DIFC Welcomes 775 New Firms, Boosting Dubai’s Finance Standing
Dubai International Financial Centre (DIFC) has experienced significant growth in the first quarter of the year, welcoming 775 new firms between January and March, showcasing its strong appeal in the global financial landscape.
Impressive Growth Figures
The recent figures highlight a remarkable 62% increase compared to the same timeframe last year, where only 478 companies set up operations. This surge reinforces Dubai’s status as a global magnet for capital, financial institutions, and family offices, even amid ongoing geopolitical and economic challenges. The new company registrations are a clear testament to the emirate’s robust economic framework and regulatory environment, which continue to attract international business interests.
March was particularly noteworthy, as it saw the entry of 258 new companies—a 59% rise compared to March 2025. Sheikh Maktoum bin Mohammed bin Rashid Al Maktoum, Dubai’s First Deputy Ruler and President of DIFC, emphasized that these results reflect not just a booming economy, but also increasing global confidence in Dubai as a financial hub. His remarks suggest that Dubai’s proactive approach to adapting to regional and global changes is solidifying its position as a trusted center for global finance.
Strengthening Investor Confidence
Essa Kazim, the Governor of DIFC, reiterated Dubai’s elevated status as one of the top 10 global financial centers, citing the resilience of its long-term strategic vision. He acknowledged that DIFC’s ongoing contributions to improving investor confidence and regulatory transparency play a crucial role in attracting global capital. Meanwhile, Arif Amiri, CEO of DIFC Authority, noted that this continuous influx of new businesses, from both local and regional markets, is vital in affirming DIFC’s status as a gateway to opportunities in the Middle East, Africa, and South Asia.
Surge in Financial Authorizations and Wealth Structures
DIFC also reported a 21% increase in financial service authorizations during this quarter compared to the same last year. This uptick is indicative of sustained demand for regional headquarters among regulated institutions. Furthermore, family wealth management is witnessing a sharp rise. The number of registered foundations surged to 158 in Q1, representing an astounding 108% growth year-on-year. March alone accounted for 60 new foundations, marking a staggering 186% increase and signaling the rising need for succession planning and asset protection.

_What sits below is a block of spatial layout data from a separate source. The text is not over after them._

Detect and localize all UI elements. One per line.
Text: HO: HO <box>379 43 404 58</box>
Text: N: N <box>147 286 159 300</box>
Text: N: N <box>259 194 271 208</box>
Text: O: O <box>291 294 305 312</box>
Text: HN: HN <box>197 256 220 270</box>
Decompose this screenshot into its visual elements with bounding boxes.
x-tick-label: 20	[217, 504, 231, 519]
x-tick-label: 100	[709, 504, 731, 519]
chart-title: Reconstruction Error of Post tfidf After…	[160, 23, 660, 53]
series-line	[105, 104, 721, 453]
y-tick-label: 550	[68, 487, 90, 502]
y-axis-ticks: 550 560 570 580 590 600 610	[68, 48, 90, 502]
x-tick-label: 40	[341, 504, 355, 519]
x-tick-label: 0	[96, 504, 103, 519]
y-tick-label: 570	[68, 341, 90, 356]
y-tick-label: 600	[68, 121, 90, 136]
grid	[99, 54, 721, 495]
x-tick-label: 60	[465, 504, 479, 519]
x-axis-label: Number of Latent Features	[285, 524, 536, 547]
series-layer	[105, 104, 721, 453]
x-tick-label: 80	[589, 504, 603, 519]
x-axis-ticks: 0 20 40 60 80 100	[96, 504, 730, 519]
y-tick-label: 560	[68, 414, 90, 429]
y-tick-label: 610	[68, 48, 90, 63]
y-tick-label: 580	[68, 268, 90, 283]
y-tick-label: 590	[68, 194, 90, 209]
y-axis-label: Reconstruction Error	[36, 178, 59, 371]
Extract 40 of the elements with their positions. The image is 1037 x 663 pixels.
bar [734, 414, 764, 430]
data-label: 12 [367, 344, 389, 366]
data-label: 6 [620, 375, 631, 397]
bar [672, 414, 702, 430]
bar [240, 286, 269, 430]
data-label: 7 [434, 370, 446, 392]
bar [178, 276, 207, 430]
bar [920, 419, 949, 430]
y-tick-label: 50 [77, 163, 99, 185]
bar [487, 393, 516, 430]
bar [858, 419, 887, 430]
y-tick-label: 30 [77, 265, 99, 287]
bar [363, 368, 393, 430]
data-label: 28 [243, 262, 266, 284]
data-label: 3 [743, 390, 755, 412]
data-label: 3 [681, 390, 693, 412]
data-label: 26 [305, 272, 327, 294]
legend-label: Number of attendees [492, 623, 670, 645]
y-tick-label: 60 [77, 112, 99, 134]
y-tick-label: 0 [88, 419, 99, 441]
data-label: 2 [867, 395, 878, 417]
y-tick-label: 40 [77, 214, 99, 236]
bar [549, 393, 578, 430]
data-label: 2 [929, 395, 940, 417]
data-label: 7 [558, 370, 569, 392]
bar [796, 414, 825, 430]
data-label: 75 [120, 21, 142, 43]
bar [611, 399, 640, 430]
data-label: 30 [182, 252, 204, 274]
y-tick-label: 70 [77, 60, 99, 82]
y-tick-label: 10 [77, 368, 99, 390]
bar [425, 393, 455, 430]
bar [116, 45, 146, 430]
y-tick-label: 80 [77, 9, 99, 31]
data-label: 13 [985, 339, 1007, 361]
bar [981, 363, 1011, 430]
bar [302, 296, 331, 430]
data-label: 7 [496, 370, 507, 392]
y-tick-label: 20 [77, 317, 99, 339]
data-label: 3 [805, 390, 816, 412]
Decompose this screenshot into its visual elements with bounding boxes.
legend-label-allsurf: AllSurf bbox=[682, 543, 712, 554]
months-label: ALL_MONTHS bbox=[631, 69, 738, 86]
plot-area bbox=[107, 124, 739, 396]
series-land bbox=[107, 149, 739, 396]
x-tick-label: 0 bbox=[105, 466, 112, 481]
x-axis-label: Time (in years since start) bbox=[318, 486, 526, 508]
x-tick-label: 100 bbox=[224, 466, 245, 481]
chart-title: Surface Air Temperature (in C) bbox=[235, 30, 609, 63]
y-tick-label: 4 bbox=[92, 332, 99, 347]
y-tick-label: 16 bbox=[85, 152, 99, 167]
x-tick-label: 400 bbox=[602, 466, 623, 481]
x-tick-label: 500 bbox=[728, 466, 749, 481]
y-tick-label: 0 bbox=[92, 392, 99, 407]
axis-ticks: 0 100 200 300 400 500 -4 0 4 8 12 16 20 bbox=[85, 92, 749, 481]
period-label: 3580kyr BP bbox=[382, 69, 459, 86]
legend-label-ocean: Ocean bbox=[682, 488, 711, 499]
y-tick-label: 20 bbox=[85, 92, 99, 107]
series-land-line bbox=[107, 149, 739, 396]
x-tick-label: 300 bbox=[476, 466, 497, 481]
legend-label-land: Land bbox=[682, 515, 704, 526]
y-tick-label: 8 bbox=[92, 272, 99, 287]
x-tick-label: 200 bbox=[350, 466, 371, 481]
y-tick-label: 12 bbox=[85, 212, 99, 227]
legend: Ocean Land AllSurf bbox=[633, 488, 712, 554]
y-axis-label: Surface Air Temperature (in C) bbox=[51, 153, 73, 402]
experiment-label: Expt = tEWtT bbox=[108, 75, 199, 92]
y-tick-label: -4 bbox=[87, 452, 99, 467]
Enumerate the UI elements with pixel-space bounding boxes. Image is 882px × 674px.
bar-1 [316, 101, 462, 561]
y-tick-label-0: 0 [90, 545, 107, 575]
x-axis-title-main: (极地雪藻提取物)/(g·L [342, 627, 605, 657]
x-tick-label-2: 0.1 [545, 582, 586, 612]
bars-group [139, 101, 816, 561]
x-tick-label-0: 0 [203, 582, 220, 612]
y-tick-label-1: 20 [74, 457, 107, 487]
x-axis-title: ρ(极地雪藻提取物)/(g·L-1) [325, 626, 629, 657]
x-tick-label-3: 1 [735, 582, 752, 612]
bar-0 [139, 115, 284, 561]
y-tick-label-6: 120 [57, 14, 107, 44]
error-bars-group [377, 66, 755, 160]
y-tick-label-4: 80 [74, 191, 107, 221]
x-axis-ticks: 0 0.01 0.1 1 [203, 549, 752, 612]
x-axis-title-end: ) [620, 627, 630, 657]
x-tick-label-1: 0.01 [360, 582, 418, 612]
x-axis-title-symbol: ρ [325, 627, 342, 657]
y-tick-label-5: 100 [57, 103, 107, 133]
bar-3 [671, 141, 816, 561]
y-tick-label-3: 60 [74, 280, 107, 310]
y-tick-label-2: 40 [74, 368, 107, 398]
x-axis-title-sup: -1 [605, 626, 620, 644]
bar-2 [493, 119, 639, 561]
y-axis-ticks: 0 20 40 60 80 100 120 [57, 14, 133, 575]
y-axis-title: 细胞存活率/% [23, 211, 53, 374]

Expansion and Future Prospects
In response to growing demand for office space, DIFC has completed the DIFC Square project ahead of schedule, achieving full occupancy before its official handover. To further cater to the increasing need for commercial space, the center is planning to unveil 1.6 million square feet of additional real estate by 2027. Upcoming projects include DIFC Living, Innovation Two, and the Immersive Tower, all aimed at bolstering the financial community’s infrastructure.
Additionally, construction is underway in the Zabeel District expansion, which will feature offices, residential areas, hotels, retail spaces, and over one million square feet dedicated to innovation, including plans for an AI campus. As DIFC continues to grow and evolve, the future looks bright for this critical financial hub.